China rebuffed the 94-page report, accusing the Pentagon of "overlooking the country's peaceful defence policy" and "interfering" over Taiwan, the island that split from China in 1949 but that Beijing yearns to see re-united with mainland.
China's embassy in Washington described the report as "a reflection of Cold War mentality" that would needlessly be used to depict China as a threat and urged the US to "to work with China" to create healthy military ties between the two powers.
Relations have improved this year with the chiefs of both armed forces paying reciprocal visits to each other after a bruising 2009-2010 that saw a virtual severing of formal, high-level defence contacts between the US and China.
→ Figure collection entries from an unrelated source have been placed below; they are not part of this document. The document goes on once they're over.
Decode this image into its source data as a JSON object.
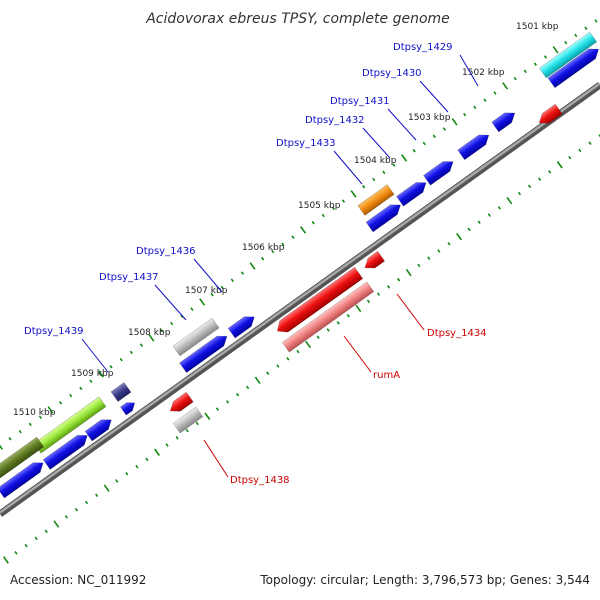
{
  "title": "Acidovorax ebreus TPSY, complete genome",
  "accession_text": "Accession: NC_011992",
  "stats_text": "Topology: circular; Length: 3,796,573 bp; Genes: 3,544",
  "ticks": [
    "1501 kbp",
    "1502 kbp",
    "1503 kbp",
    "1504 kbp",
    "1505 kbp",
    "1506 kbp",
    "1507 kbp",
    "1508 kbp",
    "1509 kbp",
    "1510 kbp"
  ],
  "genes": [
    {
      "label": "Dtpsy_1429",
      "color": "#1010c8"
    },
    {
      "label": "Dtpsy_1430",
      "color": "#1010c8"
    },
    {
      "label": "Dtpsy_1431",
      "color": "#1010c8"
    },
    {
      "label": "Dtpsy_1432",
      "color": "#1010c8"
    },
    {
      "label": "Dtpsy_1433",
      "color": "#1010c8"
    },
    {
      "label": "Dtpsy_1436",
      "color": "#1010c8"
    },
    {
      "label": "Dtpsy_1437",
      "color": "#1010c8"
    },
    {
      "label": "Dtpsy_1439",
      "color": "#1010c8"
    },
    {
      "label": "Dtpsy_1434",
      "color": "#cc0000"
    },
    {
      "label": "rumA",
      "color": "#cc0000"
    },
    {
      "label": "Dtpsy_1438",
      "color": "#cc0000"
    }
  ],
  "colors": {
    "backbone": "#7a7a7a",
    "forward_gene": "#1010e0",
    "reverse_gene": "#ee1111",
    "rrna_cyan": "#22e0e6",
    "misc_orange": "#f08c10",
    "pseudo_grey": "#b8b8b8",
    "pink_feature": "#f08080",
    "tick_green": "#118811"
  }
}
The report estimated that China spent US$160bn (€110bn) on its armed forces and other military-related projects in 2010. That is nearly double its officially declared defence budget - but still far short of the US$700billion spent by America on its forces over the same period.
Examining the readiness of China's new weapons, the report said that China's carrier program would not be operational until 2015 at the earliest, while its Chengdu J-20 stealth fighter would not be ready until 2018.
Of more immediate impact to US forces in the Pacific is the Dong Feng, or "East Wind", DF-21D carrier-killing ballistic missile which the report estimates is already in the early stages of being operational.
Despite China's repeated assurances that it plans a "peaceful rise", the US and many regional powers are openly expressing concerns about China's military build-up and questioning why China feel it necessary to develop offensive weapons capabilities.
"The pace and scope of China's sustained military investments have allowed China to pursue capabilities that we believe are potentially destabilizing to regional military balances," said Michael Schiffer, a deputy assistant secretary of defence, releasing the report in Washington..
"Whether or not this (China's carrier program) proves to be a net plus for the region or for the globe or proves to be something that has destabilizing effects and raises blood pressure in various regional capitals I think remains to be seen," he added.
Aside from strengthening its traditional capabilities, China was also investing heavily to increase its abilities in the modern battlegrounds of cyber-space, satellites and information-networking needed to co-ordinate modern armed forces.
The People's Liberation Army had set up "information warfare units" to attack enemy computer systems and protect Chinese networks, the report said, while seeking technologies to improve China's space and counter-space capabilities.
China's military strategists "regard the ability to utilise space and deny adversaries access to space as central to enabling modern, informatized warfare."